The way I’d think about this sort of question is: what am I trying to accomplish? If it’s the sort of accusation where establishing common knowledge seems like it ought to significantly reduce the risk of future recurrence (or even mitigate harm in the event that the behavior is repeated), that makes the case for publishing stronger. The quality of the evidence matters too.
Also, just checking that you’ve considered the obvious options:
reporting this to formal authorities (with whatever attendant trade-offs you consider that option to have)
reporting this to the CEA community health team, assuming they’re enough a part of the EA community for that to be a relevant option
The way I’d think about this sort of question is: what am I trying to accomplish? If it’s the sort of accusation where establishing common knowledge seems like it ought to significantly reduce the risk of future recurrence (or even mitigate harm in the event that the behavior is repeated), that makes the case for publishing stronger. The quality of the evidence matters too.
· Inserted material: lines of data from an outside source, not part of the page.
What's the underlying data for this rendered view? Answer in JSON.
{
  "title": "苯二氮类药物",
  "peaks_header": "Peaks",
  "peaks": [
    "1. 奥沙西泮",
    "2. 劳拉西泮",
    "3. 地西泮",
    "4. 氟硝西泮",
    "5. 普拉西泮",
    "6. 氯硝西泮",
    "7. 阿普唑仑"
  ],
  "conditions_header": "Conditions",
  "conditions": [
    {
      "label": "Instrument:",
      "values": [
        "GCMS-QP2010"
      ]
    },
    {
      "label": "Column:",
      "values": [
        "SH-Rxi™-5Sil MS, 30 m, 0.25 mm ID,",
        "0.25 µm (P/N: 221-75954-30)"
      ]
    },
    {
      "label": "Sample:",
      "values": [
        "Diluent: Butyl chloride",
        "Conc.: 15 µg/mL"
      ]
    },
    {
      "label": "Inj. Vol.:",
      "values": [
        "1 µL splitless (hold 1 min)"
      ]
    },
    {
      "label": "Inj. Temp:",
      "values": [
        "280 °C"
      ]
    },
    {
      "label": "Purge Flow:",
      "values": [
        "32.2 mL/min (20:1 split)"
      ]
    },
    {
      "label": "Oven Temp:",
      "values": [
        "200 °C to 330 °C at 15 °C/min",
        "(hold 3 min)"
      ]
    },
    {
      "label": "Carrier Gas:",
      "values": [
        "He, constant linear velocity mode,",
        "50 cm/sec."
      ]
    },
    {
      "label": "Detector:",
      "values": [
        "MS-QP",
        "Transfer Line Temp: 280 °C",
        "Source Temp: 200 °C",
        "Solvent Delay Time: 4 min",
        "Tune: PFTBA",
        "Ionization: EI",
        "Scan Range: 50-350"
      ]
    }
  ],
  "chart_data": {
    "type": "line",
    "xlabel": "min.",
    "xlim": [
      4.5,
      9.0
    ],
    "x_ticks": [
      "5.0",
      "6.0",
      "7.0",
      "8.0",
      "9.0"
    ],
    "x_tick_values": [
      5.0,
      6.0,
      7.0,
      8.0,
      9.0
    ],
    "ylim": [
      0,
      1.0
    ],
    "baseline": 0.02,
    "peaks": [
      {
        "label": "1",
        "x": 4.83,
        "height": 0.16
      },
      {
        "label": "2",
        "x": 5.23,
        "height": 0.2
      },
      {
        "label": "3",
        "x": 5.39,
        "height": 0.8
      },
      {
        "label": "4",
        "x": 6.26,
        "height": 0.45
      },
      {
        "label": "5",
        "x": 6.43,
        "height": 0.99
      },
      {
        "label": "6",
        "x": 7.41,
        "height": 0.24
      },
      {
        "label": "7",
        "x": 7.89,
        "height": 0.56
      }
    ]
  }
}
Also, just checking that you’ve considered the obvious options:
reporting this to formal authorities (with whatever attendant trade-offs you consider that option to have)
reporting this to the CEA community health team, assuming they’re enough a part of the EA community for that to be a relevant option
Nod, good thing to check on both points. I hadn’t thought of the second until you suggested it. I think I should not personally do either.